Sebagai ibunya, saya mengkhawatirkan masa depannya
Akankah aku bisa lengah lagi? Sistem saraf saya menginginkan saya melakukannya. Sangat buruk untuk selalu waspada, mengamati setiap makanan yang datang ke rumah kita, sekolahnya, dan tersedia bagi kita kemanapun kita pergi untuk makan.
Saya merasakan tekanan darah saya meningkat ketika saya mengingat kembali pengalaman traumatis atau ketika saya berpikir untuk bereaksi lagi di masa depan. Itu tidak sehat bagi saya, saya tahu itu. Tapi ini anakku, kataku sambil membenarkan kerusakan fisikku, makhluk yang aku cintai dengan setiap inci jiwaku dan aku hidup untuk melindunginya.
Batas antara paranoia dan kesiapan menjadi kabur karena alergi makanan. Membayangkan sesuatu yang bahkan tidak terjadi mungkin akan membuat Anda muak, namun mengabaikan kewaspadaan dapat membahayakan nyawa anak Anda.
Atas izin penulis
Yang benar adalah kita harus menghadapinya, mempersiapkan dan mempertahankannya. Setiap orang harus makan, itu adalah bagian dari hidup kita, jadi kita harus menerimanya dan mengonsumsinya setiap hari. Saya sangat ingin seseorang atau sesuatu menulis kepada saya dan berkata, “Dengan kepastian 100%, putri Anda akan dapat pergi makan bersama keluarga temannya, menikmati kuliah dengan aman, belajar di luar negeri, dan makan tanpa jeda yang berarti. perutnya.” Pesan itu tidak datang. Saya harus menerimanya juga. Terapis saya memperingatkan saya jauh sebelum saya menemukan diri saya kembali dalam posisi ini bahwa saya tidak akan pernah tahu dengan pasti bahwa anak-anak saya selalu baik-baik saja. Jika mengasuh anak bukanlah pelajaran kontrol, lalu saya tidak tahu apa itu.
Putri kami yang ekstrover dan antusias merencanakan ulang tahunnya beberapa bulan sebelumnya karena “usia 6 tahun itu serius,” katanya, dan dia hidup demi tema dan desain kue yang bagus. Kami menertawakan keinginannya, tetapi setelah 48 jam merenung, saya sangat menyambutnya. Ya, hari ulang tahunnya Hura dengan serius.

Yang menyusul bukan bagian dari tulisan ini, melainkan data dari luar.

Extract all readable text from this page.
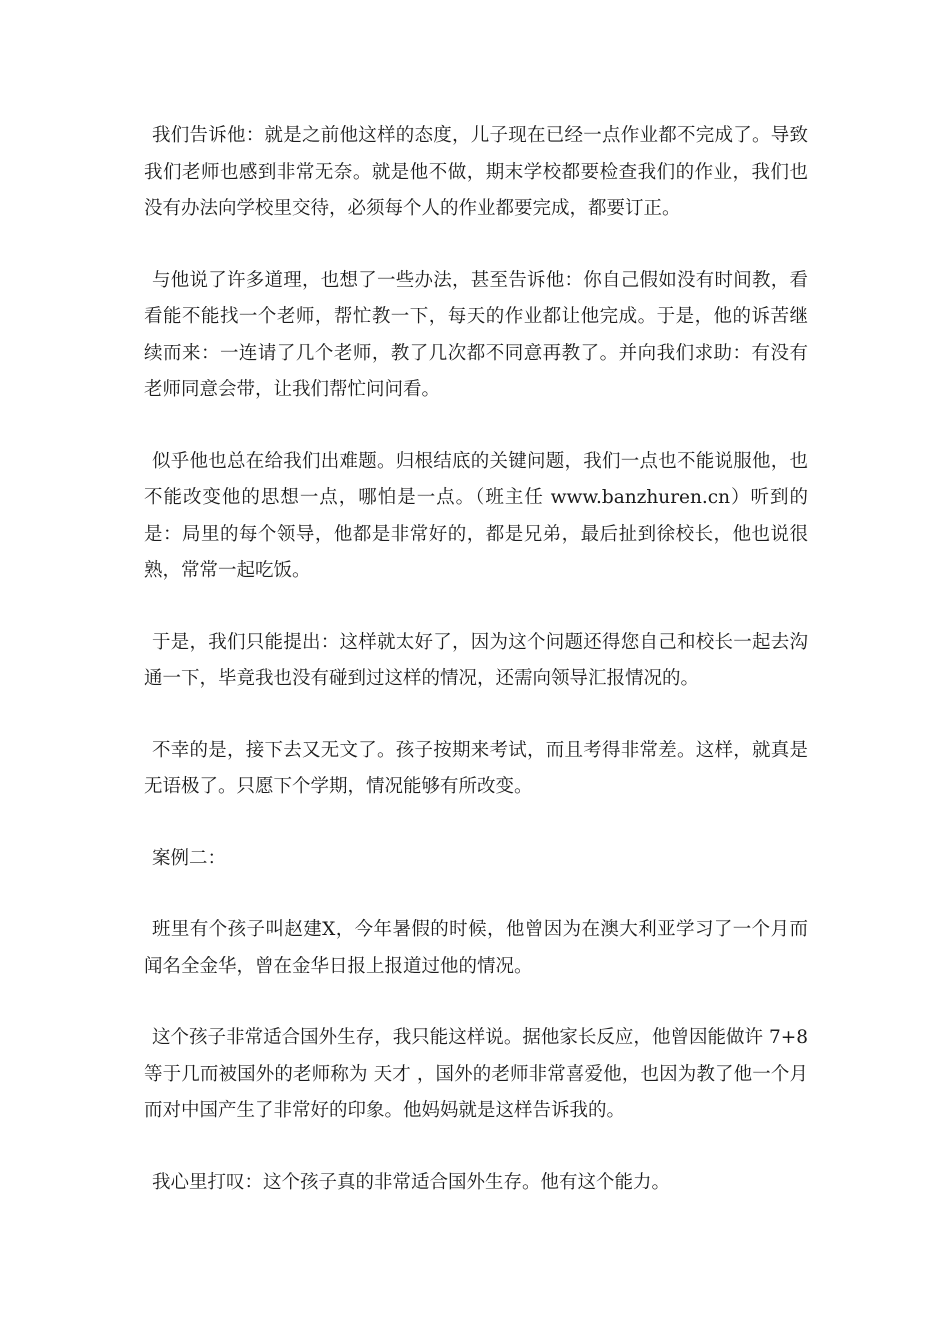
我们告诉他：就是之前他这样的态度，儿子现在已经一点作业都不完成了。导致我们老师也感到非常无奈。就是他不做，期末学校都要检查我们的作业，我们也没有办法向学校里交待，必须每个人的作业都要完成，都要订正。

与他说了许多道理，也想了一些办法，甚至告诉他：你自己假如没有时间教，看看能不能找一个老师，帮忙教一下，每天的作业都让他完成。于是，他的诉苦继续而来：一连请了几个老师，教了几次都不同意再教了。并向我们求助：有没有老师同意会带，让我们帮忙问问看。

似乎他也总在给我们出难题。归根结底的关键问题，我们一点也不能说服他，也不能改变他的思想一点，哪怕是一点。（班主任 www.banzhuren.cn）听到的是：局里的每个领导，他都是非常好的，都是兄弟，最后扯到徐校长，他也说很熟，常常一起吃饭。

于是，我们只能提出：这样就太好了，因为这个问题还得您自己和校长一起去沟通一下，毕竟我也没有碰到过这样的情况，还需向领导汇报情况的。

不幸的是，接下去又无文了。孩子按期来考试，而且考得非常差。这样，就真是无语极了。只愿下个学期，情况能够有所改变。

案例二：

班里有个孩子叫赵建X，今年暑假的时候，他曾因为在澳大利亚学习了一个月而闻名全金华，曾在金华日报上报道过他的情况。

这个孩子非常适合国外生存，我只能这样说。据他家长反应，他曾因能做许 7+8 等于几而被国外的老师称为 天才 ，国外的老师非常喜爱他，也因为教了他一个月而对中国产生了非常好的印象。他妈妈就是这样告诉我的。

我心里打叹：这个孩子真的非常适合国外生存。他有这个能力。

Kami akan merayakan satu tahun lagi dalam hidupnya dan kekayaan yang dia bawa ke keluarga kami dengan cara yang tak terhitung jumlahnya. Makanan itu untuknya, tapi dia tidak mengizinkannya. Dan saya mengatasinya dengan terus melakukan hal-hal yang mengatur saya: terapi, pengobatan, meditasi, vitamin D, kencan dengan suami, makan malam bersama keluarga, SMS kelompok dengan teman. Satu hari pada suatu waktu. Ini dia: saya dan tingkat paranoia saya yang dapat diterima secara sosial.
Saya George adalah seorang ibu, penulis, pembicara, dan konsultan filantropi. Dia adalah presiden sebuah konsultan filantropi, Grup Filantropi George. Buku debutnya, “Apa itu filantropi bagi Filomena?” berpusat pada kekuatan dan kegembiraan memberi kembali.